Lihat ke Halaman Asli

Selamat Ulang Tahun, Pa!

Diperbarui: 17 Juni 2015   19:32

Kompasiana adalah platform blog. Konten ini menjadi tanggung jawab bloger dan tidak mewakili pandangan redaksi Kompas.

Bagikan ide kreativitasmu dalam bentuk konten di Kompasiana | Sumber gambar: Freepik

Seminggu lalu Aku sudah menatap lekat-lekat kalender di meja kerja. Masih lama, kataku dalam hati. Dan keesokan harinya Aku kembali lupa. Sesekali kala malam tiba, kulihat tanggal itu, lalu kembali melupakan. Ah, agaknya tahun ini tak ada yang begitu spesial, Pa. Maaf ya.

Dan pagi tadi Aku juga hampir melupakan hari ini. Sepertinya orang-orang di rumah juga melupakannya. Lagipula buat apa mengingat hari lahir orang yang sudah tiada. Tak ada yang bisa dirayakan. Tapi toh aku tetap melakukan ritual yang sama sejak umurku 4 tahun. Bangun pagi-pagi sekali. Bersyukur untuk hari ini. Buru-buru bersiap sebelum kau berangkat ke kantor. Mengucapkan selamat dengan malu-malu, tak lupa mencium kedua pipimu, juga keningmu. Kadang hadiah untukmu langsung kuberi, tapi kadang sengaja disimpan di kamarmu saja, maksudnya untuk kejutan saat kau pulang kerja nanti. Jangan membayangkan hadiah mewah. Karena uang jajanku tak cukup untuk membeli sebuah jam tangan atau sehelai sapu tangan. Yaa uang jajan anak SD jaman itu paling besar juga seribu rupiah. Tak bisa beli apa-apa kan? Paling hadiahku hanya sebuah gambar yang pernah kau ajarkan, berusaha sebaik mungkin kubuat, karena kau juga tahu aku bukan anak yang pandai menggambar. Atau beberapa bait puisi yang sengaja kuciptakan untukmu. Kalau ini aku buat khusus, kutuangkan kata-kata terindah yang berkelebat dipikiranku. Kubungkus rapi. Kadang kubuat ukiran-ukiran kecil dengan gunting kertas. Kutambahkan gambar-gambar kecil di sekitarnya. Tak lupa kuselipkan sebuah pita kecil agar terlihat semakin istimewa. Tahu tidak Pa? Kadang Aku terpaksa tidur tengah malam hanya untuk menyiapkan hadiah terbaik untukmu. Malaikat yang tak pernah lekang oleh waktu.

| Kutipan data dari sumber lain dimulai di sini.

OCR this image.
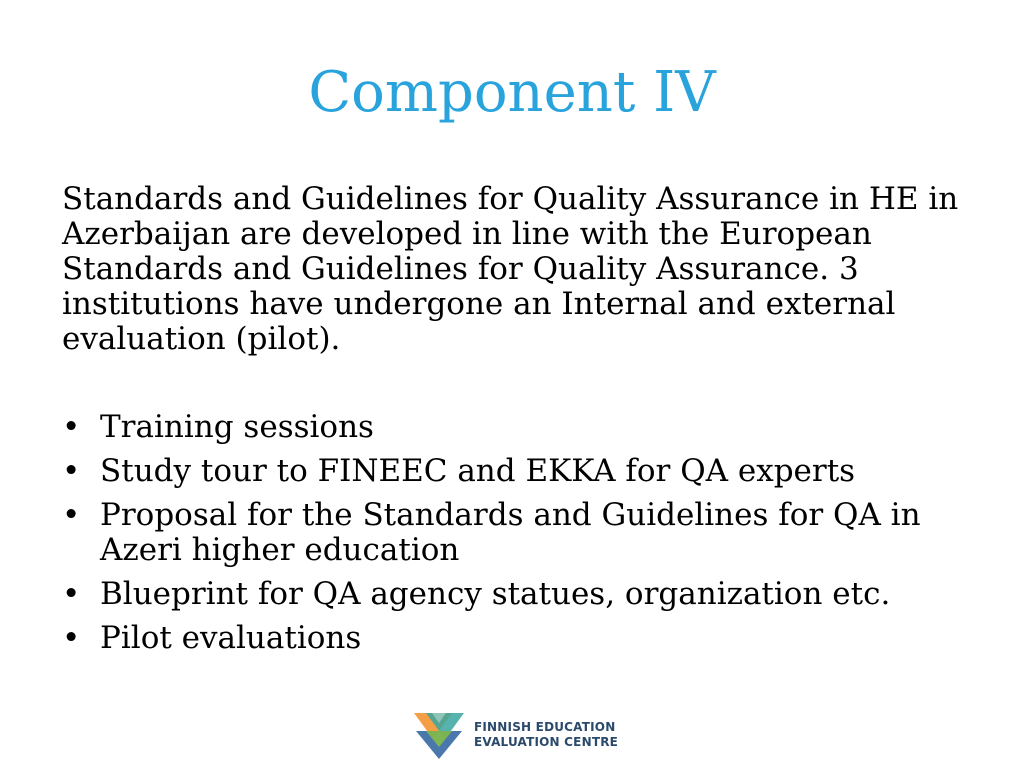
Component IV

Standards and Guidelines for Quality Assurance in HE in Azerbaijan are developed in line with the European Standards and Guidelines for Quality Assurance. 3 institutions have undergone an Internal and external evaluation (pilot).

• Training sessions
• Study tour to FINEEC and EKKA for QA experts
• Proposal for the Standards and Guidelines for QA in Azeri higher education
• Blueprint for QA agency statues, organization etc.
• Pilot evaluations
FINNISH EDUCATION
EVALUATION CENTRE
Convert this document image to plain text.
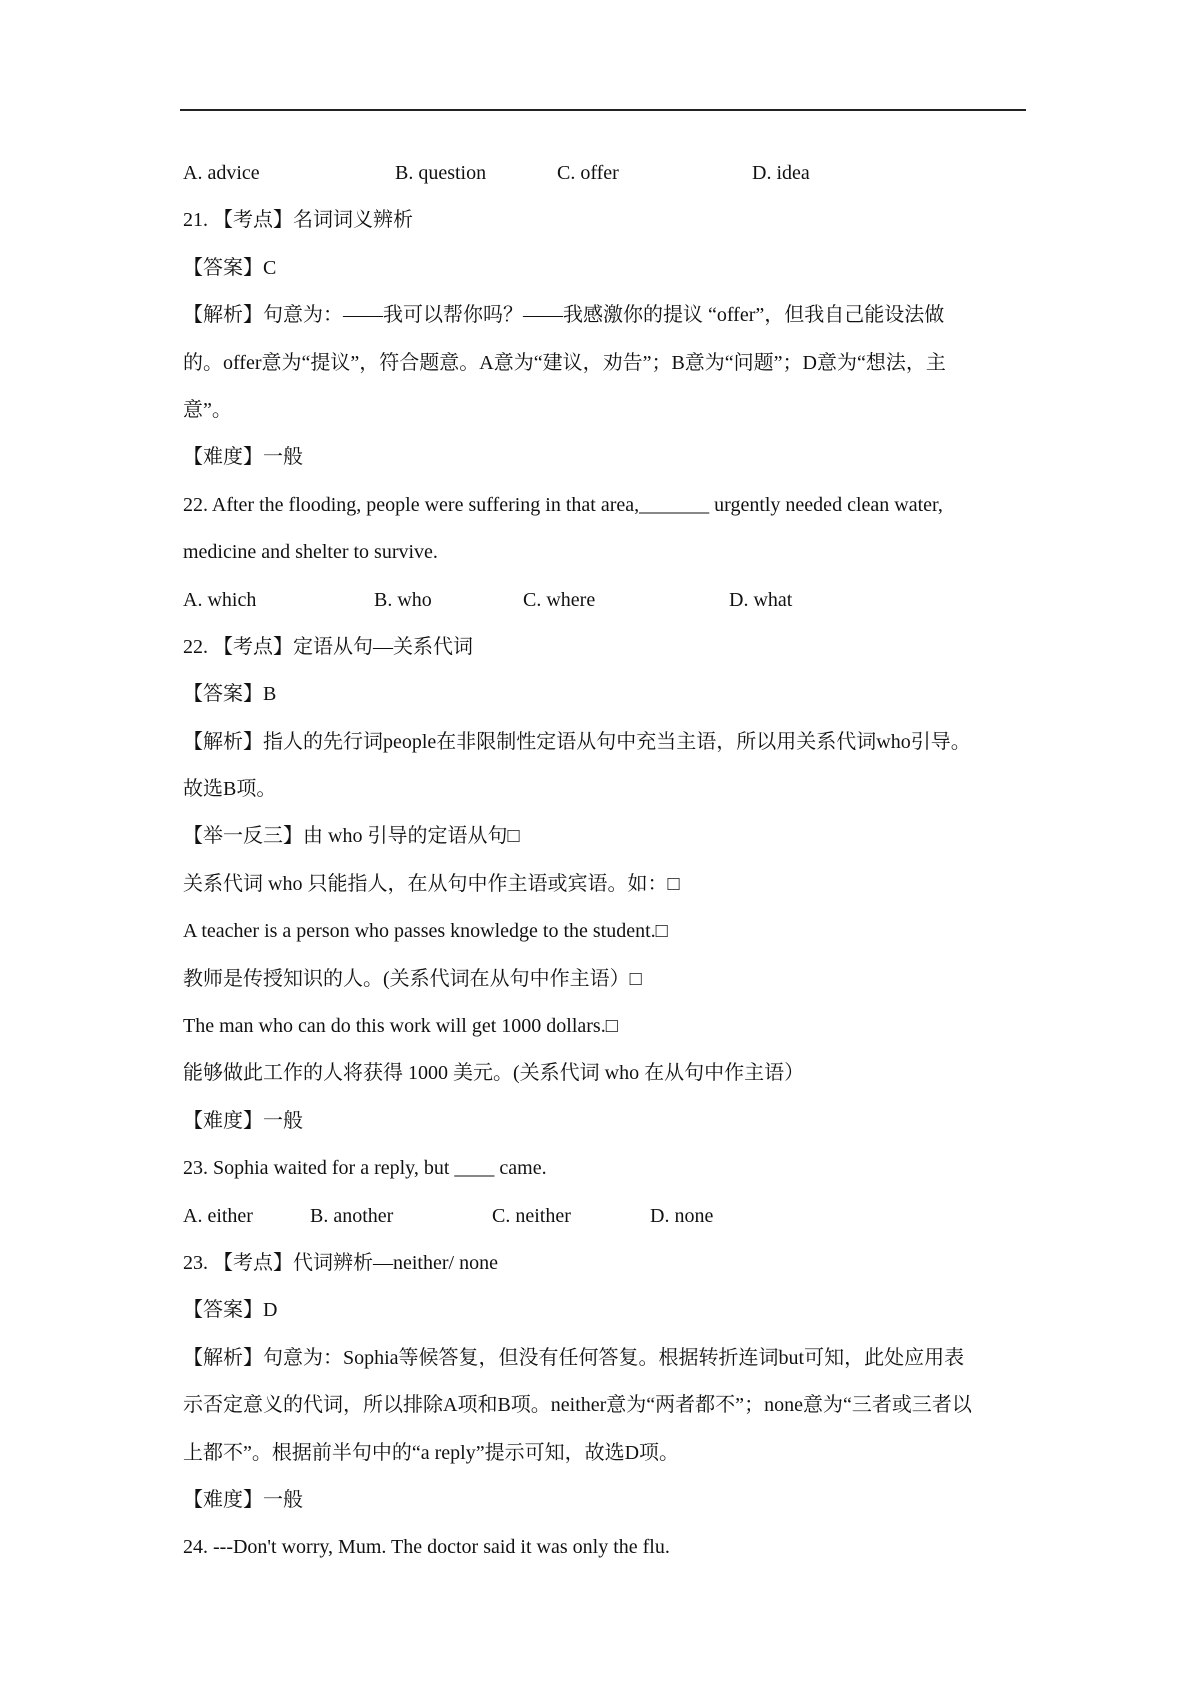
A. advice	B. question	C. offer	D. idea
21. 【考点】名词词义辨析
【答案】C
【解析】句意为：——我可以帮你吗？——我感激你的提议 “offer”，但我自己能设法做
的。offer意为“提议”，符合题意。A意为“建议，劝告”；B意为“问题”；D意为“想法，主
意”。
【难度】一般
22. After the flooding, people were suffering in that area,_______ urgently needed clean water,
medicine and shelter to survive.
A. which	B. who	C. where	D. what
22. 【考点】定语从句—关系代词
【答案】B
【解析】指人的先行词people在非限制性定语从句中充当主语，所以用关系代词who引导。
故选B项。
【举一反三】由 who 引导的定语从句□
关系代词 who 只能指人，在从句中作主语或宾语。如：□
A teacher is a person who passes knowledge to the student.□
教师是传授知识的人。(关系代词在从句中作主语）□
The man who can do this work will get 1000 dollars.□
能够做此工作的人将获得 1000 美元。(关系代词 who 在从句中作主语）
【难度】一般
23. Sophia waited for a reply, but ____ came.
A. either	B. another	C. neither	D. none
23. 【考点】代词辨析—neither/ none
【答案】D
【解析】句意为：Sophia等候答复，但没有任何答复。根据转折连词but可知，此处应用表
示否定意义的代词，所以排除A项和B项。neither意为“两者都不”；none意为“三者或三者以
上都不”。根据前半句中的“a reply”提示可知，故选D项。
【难度】一般
24. ---Don't worry, Mum. The doctor said it was only the flu.
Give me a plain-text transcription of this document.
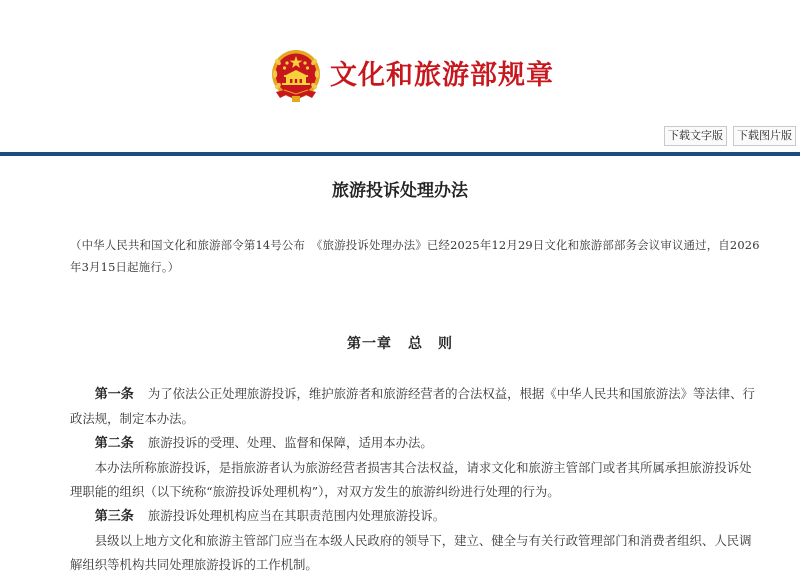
文化和旅游部规章
下载文字版	下载图片版
旅游投诉处理办法
（中华人民共和国文化和旅游部令第14号公布　《旅游投诉处理办法》已经2025年12月29日文化和旅游部部务会议审议通过，自2026年3月15日起施行。）
第一章 总　则

第一条 为了依法公正处理旅游投诉，维护旅游者和旅游经营者的合法权益，根据《中华人民共和国旅游法》等法律、行政法规，制定本办法。

第二条 旅游投诉的受理、处理、监督和保障，适用本办法。

本办法所称旅游投诉，是指旅游者认为旅游经营者损害其合法权益，请求文化和旅游主管部门或者其所属承担旅游投诉处理职能的组织（以下统称“旅游投诉处理机构”），对双方发生的旅游纠纷进行处理的行为。

第三条 旅游投诉处理机构应当在其职责范围内处理旅游投诉。

县级以上地方文化和旅游主管部门应当在本级人民政府的领导下，建立、健全与有关行政管理部门和消费者组织、人民调解组织等机构共同处理旅游投诉的工作机制。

Tapi sejak 11 tahun yang lalu, ritual itu sedikit berubah. Tak ada lagi Aku yang malu-malu memberi ucapan. Tak ada lagi kecupan di pipi kanan dan kiri. Tak ada lagi kejutan hadiah di kamar. Ya, semuanya tinggal kenangan. Walaupun beberapa ritual masih juga kulakukan. Kadang Aku tetap tidur larut malam untuk sekedar membuat rangkaian ucapan atau puisi. Tapi kini bukan diiringi kebingungan. Tak jarang Aku tertidur dalam tangisan. Bukan karena kepergianmu, tapi karena Aku masih merasa bodoh, belum bisa membahagiakanmu.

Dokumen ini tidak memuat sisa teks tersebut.